After the announcement Mr Johnson said: "As things stand and this was basically what Ursula and I agreed, I am afraid we are still very far apart on some key things.
"But where there is life there is hope, we are going to keep talking to see what we can do. The UK certainly won’t be walking away from the talks, I think people would expect us to go the extra mile.
"I repeated my offer, which is if it is necessary to talk to other capitals then I am very happy to do that.
"The Commission is very determined to keep the negotiations on the way that they have been done between us and the Commission. That’s fine."
Mr Johnson said there is a Brexit trade "deal to be done" but warned that the UK and EU "remain very far apart" on the key issues.
He said: "We are always happy to talk and to make progress where we can. I do think, as I say, there is a deal to be done if our partners want to do it. But we remain very far apart on these key issues.
"And you know what they are - the UK can't be locked into the EU's regulatory orbit and we've obviously got to take back control of our fisheries four-and-a-half years after people voted for it.
"So those are the points. I think that it is very clear what the UK is talking about, let's see what we can achieve.
"But in the meantime, get ready, with confidence, for January 1 - trade on WTO terms if we have to."

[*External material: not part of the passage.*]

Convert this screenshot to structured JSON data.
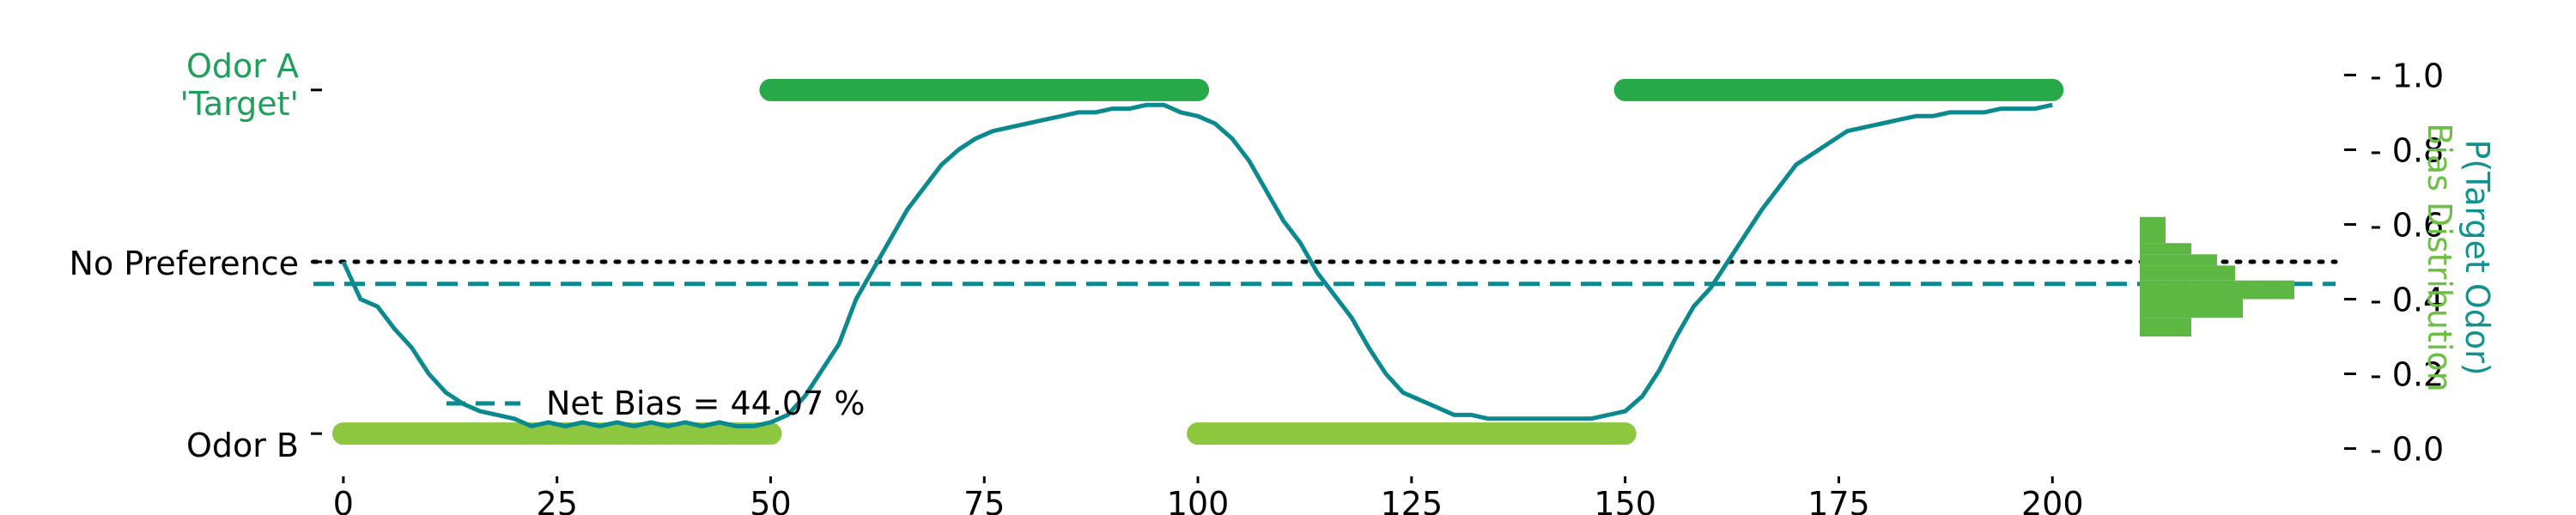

Labour said in a statement: “The Conservatives promised the British people that they had an oven-ready deal and that they would get Brexit done. The Government needs to deliver on that promise, get us the deal and allow us to move on as a country.”
A supermarket industry source told the Sunday Times: "There was a conversation a week ago when ministers said prepare for No Deal. This weekend the message is that it's No Deal.
"Supermarkets and ministers are hugely worried about panic-buying. They saw what happened over Covid when people started hoarding toilet rolls and know how quickly it can go wrong.
"That will be nothing compared to what will happen. Meat supplies will be fine and fruit comes from South America but there are likely to be shortages of vegetables for three months."
The British Retail Consortium has warned that supermarkets and their shoppers would be hit with a £3.1 billion annual "tariff bombshell" without a deal, with 85% of foods imported from the EU expected to face tariffs exceeding 5%.
In another development today, Boris Johnson gave the green light to a £4billion operation to protect Britain’s supply chain and fishing waters, taking direct control of Britain's No Deal preparations.
Mr Johnson will reportedly lead a new 'super-committee' alongside the existing No Deal preparation group chaired by Michael Gove.